Direction: Abigail Graham
Designer: Sarah Beaton
Dramaturgy: Zoë Svendsen
Candle Lighting: Sally Ferguson
Music: Zac Gvi
Musicians: Midori Jaeger, Saleem Raman, Dave Shulman
Sound: Christopher Shutt
Movement: Jennifer Jackson
Assistant Direction: Tash Hyman
Dramatherapist: Wabriya King
Intimacy Director: Yarit Dor
Cast: Raymon Anum, Daniel Bowerbank, Ben Caplan, Michael Gould, Michael Marcus, Sophie Melville, Adrian Schiller, Tripti Tripuraneni, Aaron Vodovoz, Eleanor Wyld.

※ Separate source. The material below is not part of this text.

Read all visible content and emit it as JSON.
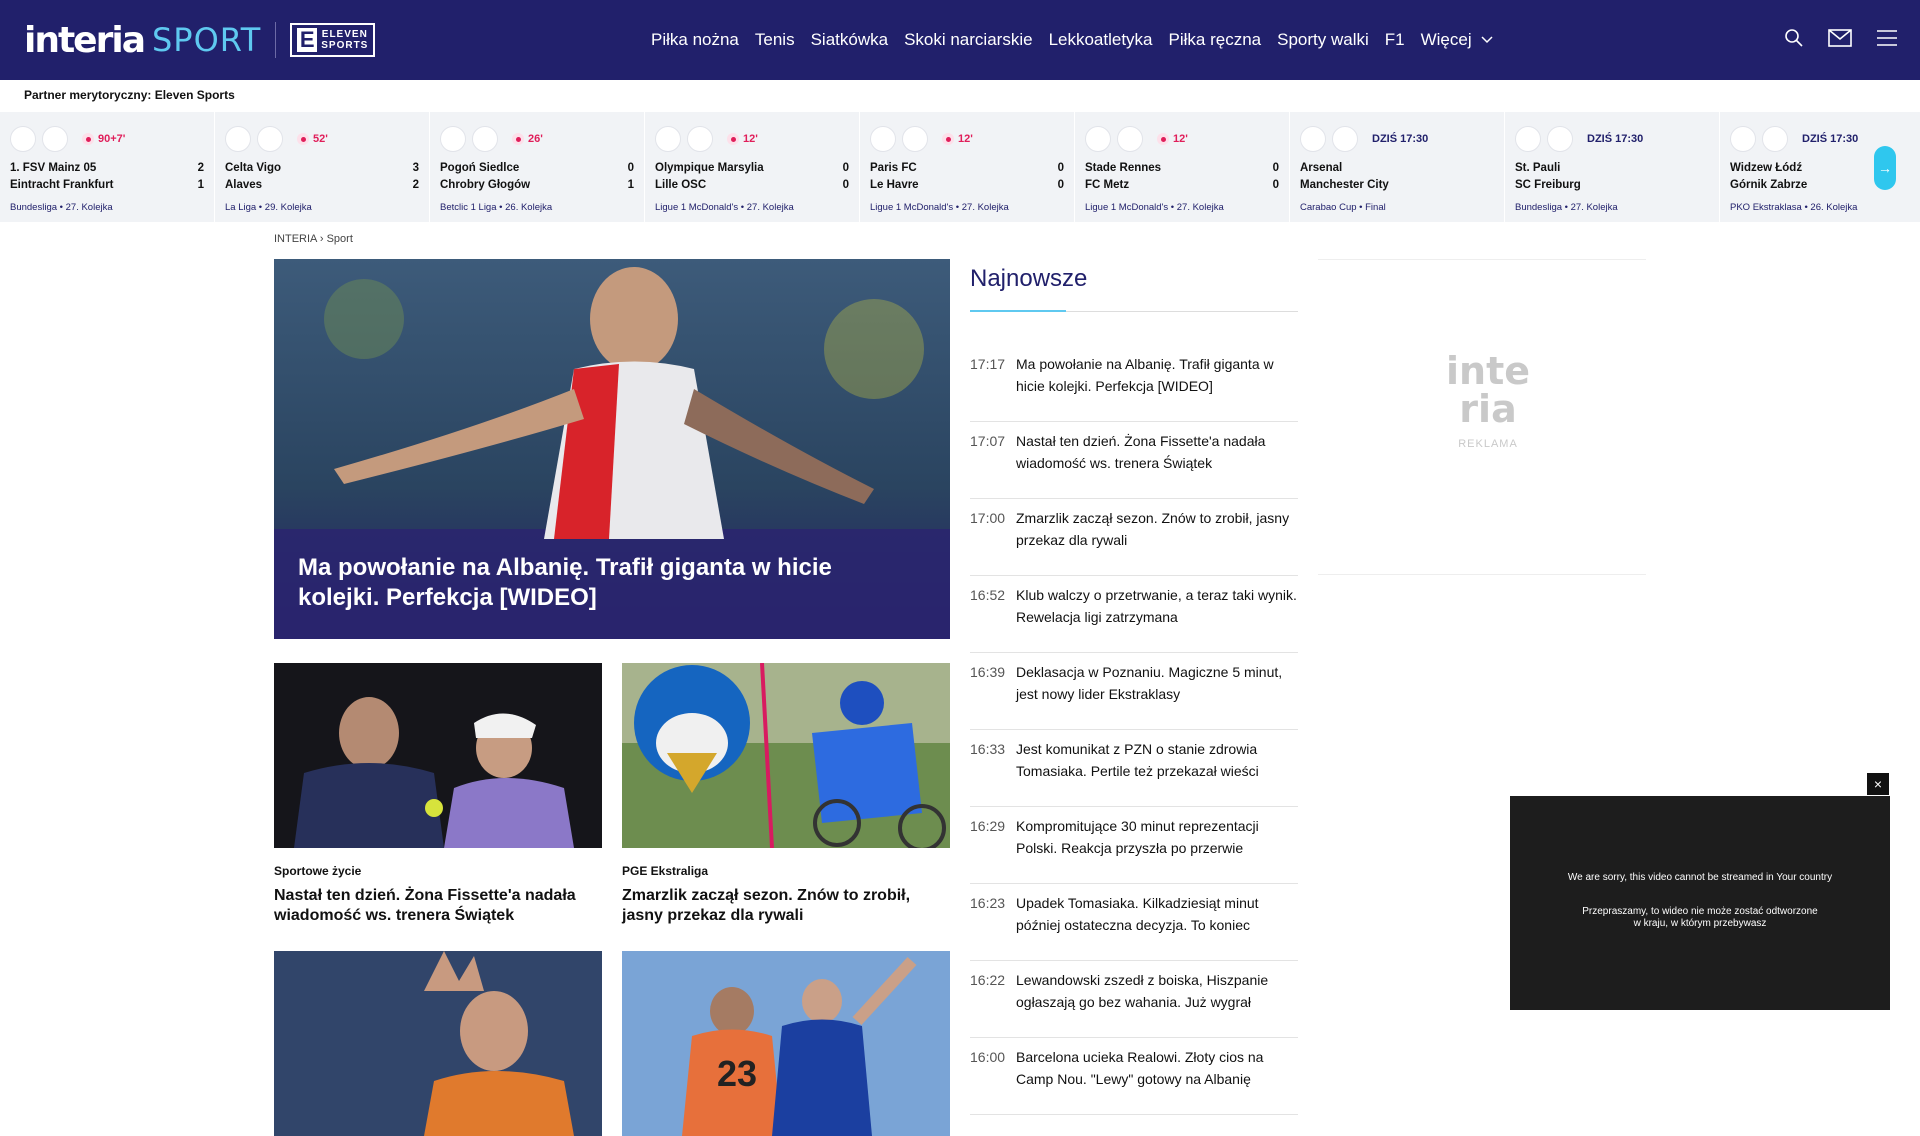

Production photographs: Tristram Kenton
Can Shakespeare’s Merchant of Venice (c. 1596–8) still be staged today? This was the question that drove my work on this with director Abigail Graham in the Globe’s indoor space, the Sam Wanamaker Playhouse. Rather than seeking to dampen down its misogyny and racism, this production dialled it up – revealing the hate-filled hypocrisy of the ‘Christian’ character: for what it really is. The production went into rehearsal just as the news was starting to emerge of the Downing Street parties that took place throughout the pandemic lockdowns in 2020. As a result, the production’s interest in the way the powerful dance on the unacknowledged pain of others took on a directly political hue. Life was imitating art, with a particularly apposite quote from F Scott Fitzgerald’s novel, The Great Gatsby doing the rounds on Twitter:
“They smashed up things and creatures and then retreated back into their money or their vast carelessness, or whatever it was that kept them together, and let other people clean up the mess they had made.”
Our production shifted the main focal lens of the play from the Christian characters, to the Jewish characters, centring the relationship between money-lender Shylock and his daughter, Jessica. Nor did the production shy away from Portia’s racism. Often Portia is played as an innocent, plucky heroine, celebrated for her wit and chutzpah for cross-dressing. Instead, actor Sophie Melville played the Trial scene as a preplanned display of power, in which Portia strings Shylock along until she can claim he has attempted murder, – and then revealing that he never had any right to justice, being an ‘alien’, i.e. not christian. In Merchant of Venice’s infamous trial scene, it feels impossible to revert to the somewhat facetious rom-com genre of the final act of the play. At the same time, we didn’t want to centre Shylock’s pain in a way that would imply that contemporary culture is more emancipated, suggesting he would be heard and better treated in our culture now. It seemed important to acknowledge that the Christian characters do ‘win’, and would of course carry on without regard for Shylock: because the inequities of the world mean that the oppressors just keep on partying.
Act Five therefore became a crazy fight between different forces. Brought to realise what she has lost through embracing the vacuousness of the Christian character’s lifestyle, Shylock’s daughter Jessica sings the Jewish prayer of mourning, Kol Nidre, eventually drowning out the Christian character’s attempts to continue with Shakespeare’s words – until they give up trying do the words. Instead they shout over Jessica and throwing wads of cash around, start to party their way off stage – as Jessica’s haunting prayer takes over again, ending the play in darkness and deep mourning, as the last candle is extinguished.